Leur société

Essais nucléaires : quand l’armée française irradiait les Polynésiens

Une enquête du média en ligne Disclose et de Radio France ainsi qu’un livre, Toxique, viennent de paraître, mettant en évidence les dégâts de vingt ans d’essais nucléaires en Polynésie et le mépris, constant, de l’État français pour les populations colonisées.

Les essais d’une bombe atomique française ont commencé en 1960. Il s’agissait pour l’impérialisme français de conserver tant bien que mal son rang de grande puissance. Pour mettre au point ces armes, la France a d’abord procédé à des dizaines d’essais atmosphériques et souterrains en Algérie. Puis les atolls de Mururoa et de Fangataufa en Polynésie française furent utilisés pour ces essais. Entre 1966 et 1996, elle y effectua 193 essais nucléaires dont 46 dans l’atmosphère. Chacune de ces explosions produisit des nuages radioactifs balayés au gré des vents, exposant directement et en toute connaissance de cause les populations jusqu’à plusieurs centaines de kilomètres du lieu des tirs.

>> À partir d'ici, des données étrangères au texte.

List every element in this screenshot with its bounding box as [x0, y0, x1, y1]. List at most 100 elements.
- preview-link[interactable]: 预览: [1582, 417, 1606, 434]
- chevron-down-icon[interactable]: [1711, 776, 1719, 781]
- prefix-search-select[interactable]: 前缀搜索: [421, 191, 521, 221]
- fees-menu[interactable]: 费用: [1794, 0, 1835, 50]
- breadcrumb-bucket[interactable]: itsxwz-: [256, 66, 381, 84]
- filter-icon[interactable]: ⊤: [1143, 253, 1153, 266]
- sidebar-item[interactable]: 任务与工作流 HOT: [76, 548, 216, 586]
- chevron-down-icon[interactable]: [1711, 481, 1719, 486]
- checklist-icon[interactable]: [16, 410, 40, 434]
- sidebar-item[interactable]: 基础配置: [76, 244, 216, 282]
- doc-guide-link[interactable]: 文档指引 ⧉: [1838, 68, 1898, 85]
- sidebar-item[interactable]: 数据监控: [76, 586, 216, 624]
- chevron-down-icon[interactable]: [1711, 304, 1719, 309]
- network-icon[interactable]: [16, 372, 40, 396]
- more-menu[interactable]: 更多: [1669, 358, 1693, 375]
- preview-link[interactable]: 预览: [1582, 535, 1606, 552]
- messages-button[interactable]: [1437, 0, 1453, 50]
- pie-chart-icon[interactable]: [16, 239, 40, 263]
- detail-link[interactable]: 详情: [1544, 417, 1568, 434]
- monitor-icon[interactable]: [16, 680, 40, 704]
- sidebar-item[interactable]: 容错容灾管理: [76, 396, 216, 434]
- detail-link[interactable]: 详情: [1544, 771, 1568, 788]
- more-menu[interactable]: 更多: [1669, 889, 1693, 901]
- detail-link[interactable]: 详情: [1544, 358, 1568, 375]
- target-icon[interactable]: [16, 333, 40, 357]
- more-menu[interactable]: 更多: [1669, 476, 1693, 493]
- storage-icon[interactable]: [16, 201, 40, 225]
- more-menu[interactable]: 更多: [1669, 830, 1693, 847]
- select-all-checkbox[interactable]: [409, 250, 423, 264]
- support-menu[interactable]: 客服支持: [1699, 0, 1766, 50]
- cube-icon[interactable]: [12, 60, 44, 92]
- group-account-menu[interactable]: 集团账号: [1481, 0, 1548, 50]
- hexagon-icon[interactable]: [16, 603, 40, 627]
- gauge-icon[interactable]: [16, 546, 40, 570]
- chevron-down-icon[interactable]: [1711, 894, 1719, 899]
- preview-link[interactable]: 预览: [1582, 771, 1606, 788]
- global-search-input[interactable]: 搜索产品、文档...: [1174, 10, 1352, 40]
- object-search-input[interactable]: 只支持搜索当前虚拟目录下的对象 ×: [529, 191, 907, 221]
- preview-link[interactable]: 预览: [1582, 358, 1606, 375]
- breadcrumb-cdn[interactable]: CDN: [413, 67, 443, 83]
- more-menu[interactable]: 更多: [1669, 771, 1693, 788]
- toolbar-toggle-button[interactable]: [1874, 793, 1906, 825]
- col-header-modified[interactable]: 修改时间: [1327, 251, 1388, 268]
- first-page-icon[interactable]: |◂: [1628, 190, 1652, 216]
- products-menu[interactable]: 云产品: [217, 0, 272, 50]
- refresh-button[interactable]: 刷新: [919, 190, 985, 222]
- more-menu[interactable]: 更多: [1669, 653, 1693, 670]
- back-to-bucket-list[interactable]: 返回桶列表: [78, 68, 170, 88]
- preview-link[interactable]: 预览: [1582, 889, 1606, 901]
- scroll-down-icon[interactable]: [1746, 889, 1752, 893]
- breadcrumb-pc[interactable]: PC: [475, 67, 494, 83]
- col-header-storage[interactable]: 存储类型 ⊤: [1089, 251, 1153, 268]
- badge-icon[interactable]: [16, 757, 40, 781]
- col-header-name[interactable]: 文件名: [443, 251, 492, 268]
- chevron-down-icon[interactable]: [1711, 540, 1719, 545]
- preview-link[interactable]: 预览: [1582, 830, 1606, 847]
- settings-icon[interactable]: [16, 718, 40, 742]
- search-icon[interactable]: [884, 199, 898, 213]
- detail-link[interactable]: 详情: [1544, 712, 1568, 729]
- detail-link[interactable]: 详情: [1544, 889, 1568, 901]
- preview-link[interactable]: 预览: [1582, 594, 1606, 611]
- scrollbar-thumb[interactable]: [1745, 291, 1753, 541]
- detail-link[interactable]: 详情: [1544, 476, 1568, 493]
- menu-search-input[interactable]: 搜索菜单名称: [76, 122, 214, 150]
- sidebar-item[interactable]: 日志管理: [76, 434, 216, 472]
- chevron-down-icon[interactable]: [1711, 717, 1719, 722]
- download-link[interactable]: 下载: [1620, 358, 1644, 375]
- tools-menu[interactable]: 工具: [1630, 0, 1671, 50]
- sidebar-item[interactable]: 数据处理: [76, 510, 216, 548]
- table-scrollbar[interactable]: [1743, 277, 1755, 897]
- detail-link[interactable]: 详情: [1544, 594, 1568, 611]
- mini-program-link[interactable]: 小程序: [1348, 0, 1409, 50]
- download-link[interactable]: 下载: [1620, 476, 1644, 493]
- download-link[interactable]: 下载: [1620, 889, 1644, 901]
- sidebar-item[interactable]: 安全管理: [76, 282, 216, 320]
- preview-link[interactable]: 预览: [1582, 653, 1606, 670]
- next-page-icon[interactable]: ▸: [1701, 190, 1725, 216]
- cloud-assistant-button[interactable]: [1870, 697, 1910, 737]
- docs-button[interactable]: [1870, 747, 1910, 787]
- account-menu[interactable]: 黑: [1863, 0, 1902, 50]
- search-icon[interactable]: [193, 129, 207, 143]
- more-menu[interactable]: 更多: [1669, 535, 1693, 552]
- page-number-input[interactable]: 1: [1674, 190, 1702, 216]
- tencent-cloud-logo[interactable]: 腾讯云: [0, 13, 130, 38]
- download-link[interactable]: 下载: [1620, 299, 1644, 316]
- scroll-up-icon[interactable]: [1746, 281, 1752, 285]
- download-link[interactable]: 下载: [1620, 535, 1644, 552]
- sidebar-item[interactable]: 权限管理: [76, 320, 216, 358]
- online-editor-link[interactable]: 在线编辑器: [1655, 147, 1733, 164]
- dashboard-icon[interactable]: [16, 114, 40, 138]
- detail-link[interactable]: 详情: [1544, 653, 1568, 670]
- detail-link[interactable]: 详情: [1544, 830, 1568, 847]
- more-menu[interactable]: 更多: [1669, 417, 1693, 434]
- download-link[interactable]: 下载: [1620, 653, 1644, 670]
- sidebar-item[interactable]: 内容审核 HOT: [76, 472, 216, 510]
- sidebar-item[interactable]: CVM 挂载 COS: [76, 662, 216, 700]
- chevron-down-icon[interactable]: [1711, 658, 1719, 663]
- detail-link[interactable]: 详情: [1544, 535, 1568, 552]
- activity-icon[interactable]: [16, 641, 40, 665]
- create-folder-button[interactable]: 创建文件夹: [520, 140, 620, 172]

Une étude publiée en 2016 montrait déjà que les évaluations officielles de la contamination de ces populations étaient largement sous-estimées. À partir des rares données militaires disponibles, il fut évalué que lors du premier essai, le 2 juillet 1966, le niveau de radiation sur l’archipel des Gambier, à 500 km de Mururoa, fut mille fois supérieur à celui relevé en France après le passage du nuage de Tchernobyl. Disclose démontre que l’armée savait pertinemment que le vent allait ce jour-là pousser la radioactivité vers les Gambier. Sur certaines îles de cet archipel, sur lesquelles la plupart des nuages radioactifs passèrent les années suivantes, les militaires étaient protégés dans des blockhaus en béton armé avec des murs de 60 centimètres d’épaisseur, tandis que les habitants n’eurent souvent pour seul abri, et pas avant 1967, qu’un simple hangar.

L’enquête de Disclose révèle aussi qu’en juillet 1974, un autre essai, baptisé Centaure, échoua. Le champignon nucléaire ne monta pas assez haut et se trouva poussé par les vents vers Tahiti, exposant aux radiations, puis au aérosols contaminés, 110 000 personnes, la quasi-totalité de la population. Alors que l’armée connaissait pertinemment le risque pour les populations locales, elle décida de ne rien faire, ne prévenant pas la population de se mettre à l’abri ni de s’abstenir de consommer l’eau de pluie et le lait.

Les conséquences dramatiques de ces essais ont toujours été niées par l’État français, y compris d’ailleurs pour ses propres militaires, dont des centaines sont tombés malades. La santé publique en Polynésie a été couverte par le secret militaire jusque dans les années 1980 et la contamination des civils a toujours été sciemment sous-estimée.

Les faits sont pourtant là. Dans les années 1980, les hôpitaux reçurent en provenance de Polynésie un nombre anormalement élevé d’enfants porteurs de tumeurs cérébrales. Aujourd’hui, on peut parler chez les Polynésiens de clusters de cancer, des familles entières étant frappées par la maladie. L’État, poussant jusqu’au bout son mépris de grande puissance, freine toute reconnaissance. Ainsi, alors qu’en vingt ans des dizaines de milliers de personnes ont été irradiées par les tirs de l’armée française, seulement 63 d’entre elles ont touché des indemnités.